I travel back in time a few years. I’m a university student again, working two jobs with a full time academic schedule. I’m living in an historic 19th century building. The unit overlooks the water. As a bonus, my  dining room is a solarium. And I have a balcony. The views at sunset are truly breathtaking.

I’ve just moved from a much worse neighborhood and I like my new haunt – at first. There are fewer junkies huddled in doorways. The air is not as thick with the smell of chronic. Some of the get-out-and-vote signs are written in English.

Most of the residents pay their own rent.

The building has some amenities on the ground floor. There’s a florist, useful for buying flowers when an elderly, Section 8 neighbor finally croaks. An on-site daycare is run by a Vietnamese harpy and is probably unlicensed, so it’s great for the working poor. A breakfast joint serves as a second home to the vast number of alcoholic divorcees who have taken up residence. The gym is open seemingly at the whim of the super, who is a capricious, fat fuck.

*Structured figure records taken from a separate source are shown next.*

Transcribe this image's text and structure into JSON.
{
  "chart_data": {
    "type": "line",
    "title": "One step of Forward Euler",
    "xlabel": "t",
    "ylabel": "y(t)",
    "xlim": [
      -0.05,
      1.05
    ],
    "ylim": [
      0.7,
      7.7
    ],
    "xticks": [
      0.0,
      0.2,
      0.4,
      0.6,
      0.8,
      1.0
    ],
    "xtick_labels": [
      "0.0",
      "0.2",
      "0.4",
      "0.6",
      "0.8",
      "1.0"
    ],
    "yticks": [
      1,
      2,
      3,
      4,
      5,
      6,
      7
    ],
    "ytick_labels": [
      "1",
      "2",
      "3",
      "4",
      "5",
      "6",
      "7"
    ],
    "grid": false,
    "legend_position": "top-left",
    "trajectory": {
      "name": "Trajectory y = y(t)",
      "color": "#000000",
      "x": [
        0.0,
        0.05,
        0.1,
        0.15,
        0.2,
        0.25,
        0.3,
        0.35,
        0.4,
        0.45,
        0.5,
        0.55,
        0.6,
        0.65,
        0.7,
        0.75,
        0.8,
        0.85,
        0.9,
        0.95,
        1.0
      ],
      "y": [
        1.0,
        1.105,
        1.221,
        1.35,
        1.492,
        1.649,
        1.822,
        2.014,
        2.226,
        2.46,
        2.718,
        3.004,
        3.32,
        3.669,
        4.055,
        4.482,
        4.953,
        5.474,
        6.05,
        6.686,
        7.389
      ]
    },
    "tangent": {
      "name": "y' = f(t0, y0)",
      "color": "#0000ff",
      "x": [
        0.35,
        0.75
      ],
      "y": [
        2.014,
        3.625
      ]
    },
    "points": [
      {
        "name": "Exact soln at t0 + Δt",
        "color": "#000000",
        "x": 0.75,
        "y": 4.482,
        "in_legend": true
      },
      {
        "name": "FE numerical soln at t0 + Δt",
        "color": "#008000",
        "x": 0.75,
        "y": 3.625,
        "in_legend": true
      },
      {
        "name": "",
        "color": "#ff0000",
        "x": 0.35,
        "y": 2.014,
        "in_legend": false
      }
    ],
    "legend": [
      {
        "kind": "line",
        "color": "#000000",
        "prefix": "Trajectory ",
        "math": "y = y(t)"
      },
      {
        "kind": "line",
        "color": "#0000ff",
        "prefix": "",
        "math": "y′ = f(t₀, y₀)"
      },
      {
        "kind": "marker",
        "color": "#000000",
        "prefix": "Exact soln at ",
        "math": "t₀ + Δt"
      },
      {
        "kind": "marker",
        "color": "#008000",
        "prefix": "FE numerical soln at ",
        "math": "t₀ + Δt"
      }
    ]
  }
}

Doing laundry here is a major drawback. The machines are in the belly of the building and down a poorly lit hallway that leads to a nondescript wash room. Inside, broken areas of floor tile are filled with sandy grit. Rusty ceiling pipes rattle nosily overhead. Large sections wall are gradually collapsing due to years of neglect. And as the devil tested Job’s endurance for pain, management found it wise to outfit the 180 unit building with four machines.

All of dubious sanitary quality.

Getting to them entails packing my rolling laundry cart full of clothes and parading it down the hallway to the elevator for all the lecherous creepos to see. The trip needs to be repeated about forty minutes later to swap the loads. Then I need to trek back down sixty minutes after that to retrieve the “clean” laundry. For those of you who can’t keep track, that’s three trips per load. Between loading baskets, walking across the building, and waiting for the elevator, this could take up the better part of an afternoon. And that’s if you’re lucky enough to find all of the machines in service.

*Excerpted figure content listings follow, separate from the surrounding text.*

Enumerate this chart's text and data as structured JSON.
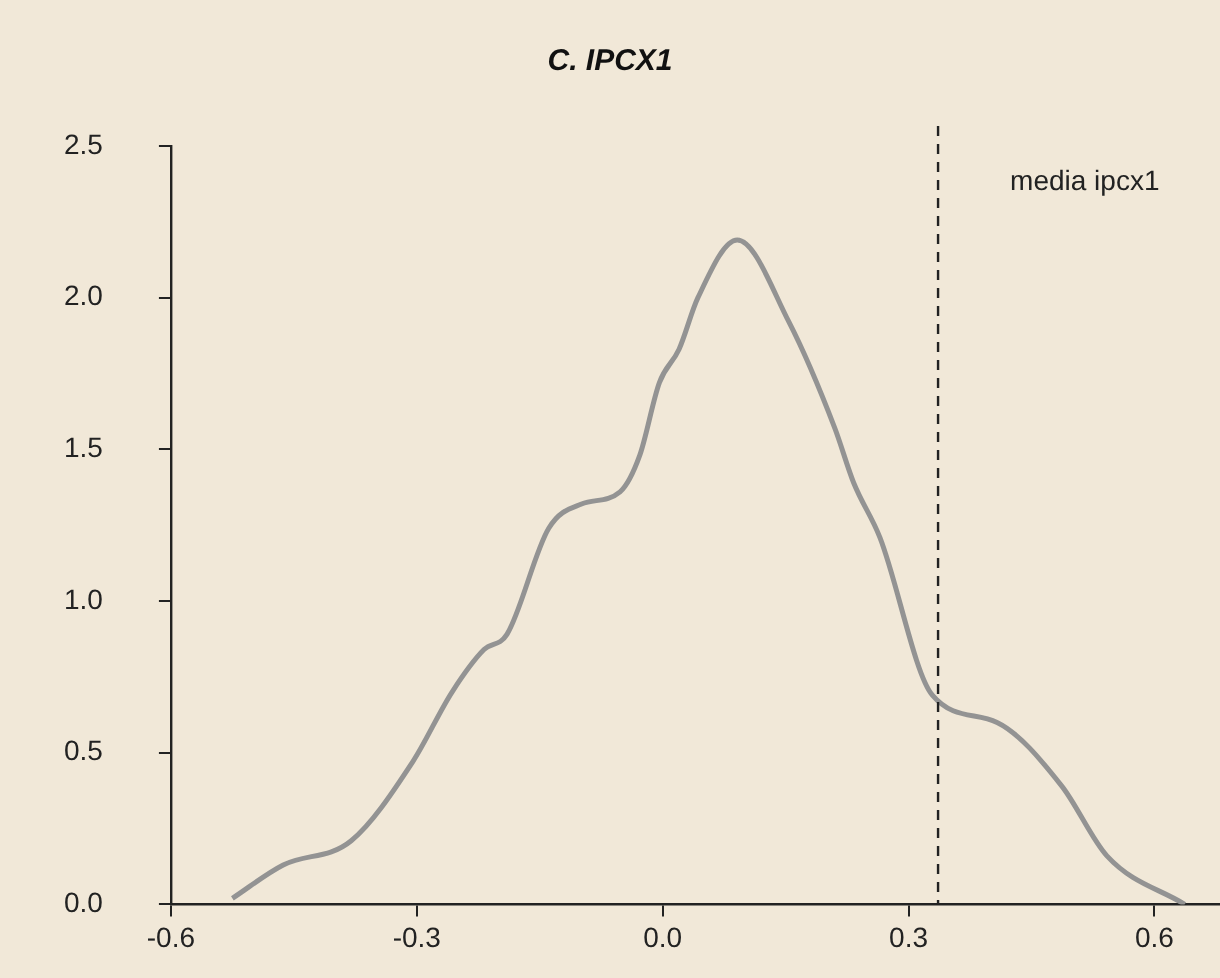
{
  "chart_data": {
    "type": "line",
    "title": "C. IPCX1",
    "x": [
      -0.525,
      -0.463,
      -0.38,
      -0.305,
      -0.257,
      -0.218,
      -0.19,
      -0.139,
      -0.099,
      -0.052,
      -0.028,
      -0.004,
      0.02,
      0.043,
      0.091,
      0.154,
      0.21,
      0.233,
      0.265,
      0.329,
      0.408,
      0.487,
      0.542,
      0.637
    ],
    "series": [
      {
        "color": "#939393",
        "values": [
          0.02,
          0.13,
          0.21,
          0.47,
          0.7,
          0.84,
          0.89,
          1.24,
          1.32,
          1.36,
          1.48,
          1.72,
          1.83,
          2.0,
          2.19,
          1.92,
          1.57,
          1.39,
          1.21,
          0.69,
          0.6,
          0.39,
          0.16,
          0.0
        ]
      }
    ],
    "xlim": [
      -0.6,
      0.68
    ],
    "xticks": [
      -0.6,
      -0.3,
      {
        "value": 0,
        "label": "0.0"
      },
      0.3,
      0.6
    ],
    "ylim": [
      0,
      2.5
    ],
    "yticks": [
      {
        "value": 0,
        "label": "0.0"
      },
      0.5,
      {
        "value": 1,
        "label": "1.0"
      },
      1.5,
      {
        "value": 2,
        "label": "2.0"
      },
      2.5
    ],
    "ref_lines": [
      {
        "axis": "x",
        "value": 0.336,
        "label": "media ipcx1",
        "color": "#222222",
        "line_style": "dashed"
      }
    ],
    "grid": false,
    "legend": false,
    "marker": "none",
    "line_style": "solid"
  }
}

I make most trips in a hurry, loading and offloading with purpose. Refuse to acknowledge, do not engage, and definitely avoid eye contact.

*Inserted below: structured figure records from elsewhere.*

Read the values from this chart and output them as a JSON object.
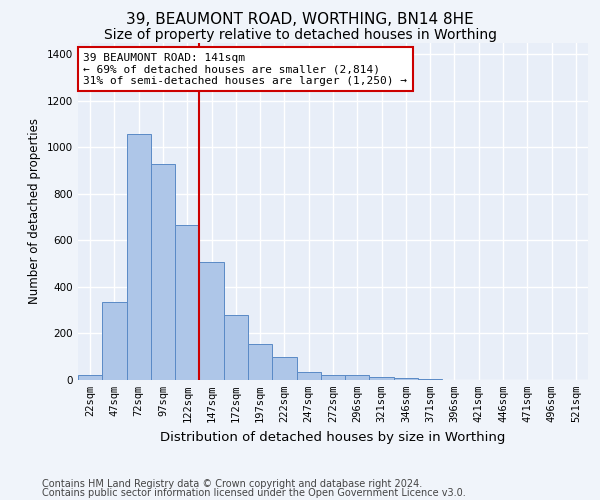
{
  "title": "39, BEAUMONT ROAD, WORTHING, BN14 8HE",
  "subtitle": "Size of property relative to detached houses in Worthing",
  "xlabel": "Distribution of detached houses by size in Worthing",
  "ylabel": "Number of detached properties",
  "categories": [
    "22sqm",
    "47sqm",
    "72sqm",
    "97sqm",
    "122sqm",
    "147sqm",
    "172sqm",
    "197sqm",
    "222sqm",
    "247sqm",
    "272sqm",
    "296sqm",
    "321sqm",
    "346sqm",
    "371sqm",
    "396sqm",
    "421sqm",
    "446sqm",
    "471sqm",
    "496sqm",
    "521sqm"
  ],
  "values": [
    20,
    335,
    1055,
    930,
    665,
    505,
    280,
    155,
    100,
    35,
    20,
    20,
    15,
    10,
    5,
    0,
    0,
    0,
    0,
    0,
    0
  ],
  "bar_color": "#aec6e8",
  "bar_edge_color": "#5a8ac6",
  "bar_edge_width": 0.7,
  "highlight_index": 5,
  "highlight_line_color": "#cc0000",
  "annotation_text": "39 BEAUMONT ROAD: 141sqm\n← 69% of detached houses are smaller (2,814)\n31% of semi-detached houses are larger (1,250) →",
  "annotation_box_edge_color": "#cc0000",
  "annotation_box_face_color": "#ffffff",
  "ylim": [
    0,
    1450
  ],
  "background_color": "#f0f4fa",
  "plot_bg_color": "#e8eef8",
  "grid_color": "#ffffff",
  "footer_line1": "Contains HM Land Registry data © Crown copyright and database right 2024.",
  "footer_line2": "Contains public sector information licensed under the Open Government Licence v3.0.",
  "title_fontsize": 11,
  "subtitle_fontsize": 10,
  "annotation_fontsize": 8,
  "tick_fontsize": 7.5,
  "ylabel_fontsize": 8.5,
  "xlabel_fontsize": 9.5,
  "footer_fontsize": 7
}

Do not fucking conversate.

A few weeks after moving in and I’m loading clothes in an empty laundry room. When I turn around, a squat, mentally challenged woman is beside me. I jump, startled by her presence.

A frumpy thing, she wears a stained sleeveless shift. The cottage cheese of her upper arms spills out brazenly for all to see. Her hair is unwashed, strands coiled wildly at unnatural angles to form a crest upon her head.

She’s the DeviantArt caricature of Ursula.

And she pays me no mind. Instead, she shuffles about, mumbles incoherent words to no one in particular, and haphazardly loads machines without regard to balance.

I’m not sure if she’s someone’s ward or if she’s functional enough to be independent. But there are machines open and I take no further note of her.

It’s a busy, chaotic world and I’ve got papers to write, classes to sleep through and jobs to work. I’m nearing the end of my undergraduate studies and feeling pretty good about a little break from all the aging hippies, bleeding hearts and capitalist swine in my life.

But a few weeks later, I find myself sharing the elevator with Ursula to the laundry room. She’s in her yellowed shift today and she’s in rare form.

She begins quietly, her mumbling sounds gradually forming themselves into recognizable words. The speech patterns are hard to discern, but I think I can make out a little. She’s going on about how “he needs to leave her alone.” I pause, not sure if “her” refers to herself, another person or an entirely fictitious personality. Maybe she’s just saying random words and they’ve incidentally strung together to sound like an appeal.

She is fucking crazy after all.

Another minute of this and I’m convinced she’s trying to make a point. The elevator is slow to move and unconcerned if it gets to our floor anytime soon. Ursula is working herself into a frenzy and I find myself wondering if she ever had to wear one of those self-harm prevention helmets. I allow a brief moment of imagining her running headlong into the closed doors before us, collapsing onto the floor in a sobbing heap of tortured humanity.

Instead, she starts pounding on the doors in advance of their opening. We’ve arrived at the basement level and by now, she’s frothing mad, both fists pounding away while she growls unintelligible words. It feel like I’m in a Pentecostal church.

She rushes forth as the doors part for her, spilling into the hallway in all her rage.

It’s like a scene from The Shining.

Unleashed in the basement, I watch her tear down the hall. Stunned, I press the button to go back to my floor. My laundry can wait for another day. I glance down and notice that Ursula left her soiled linen with me. She had forgotten it in her fury. The well-used pillow case that doubles as her carrier is overstuffed.

Its small gaping holes between stitches like so many poorly mended wounds.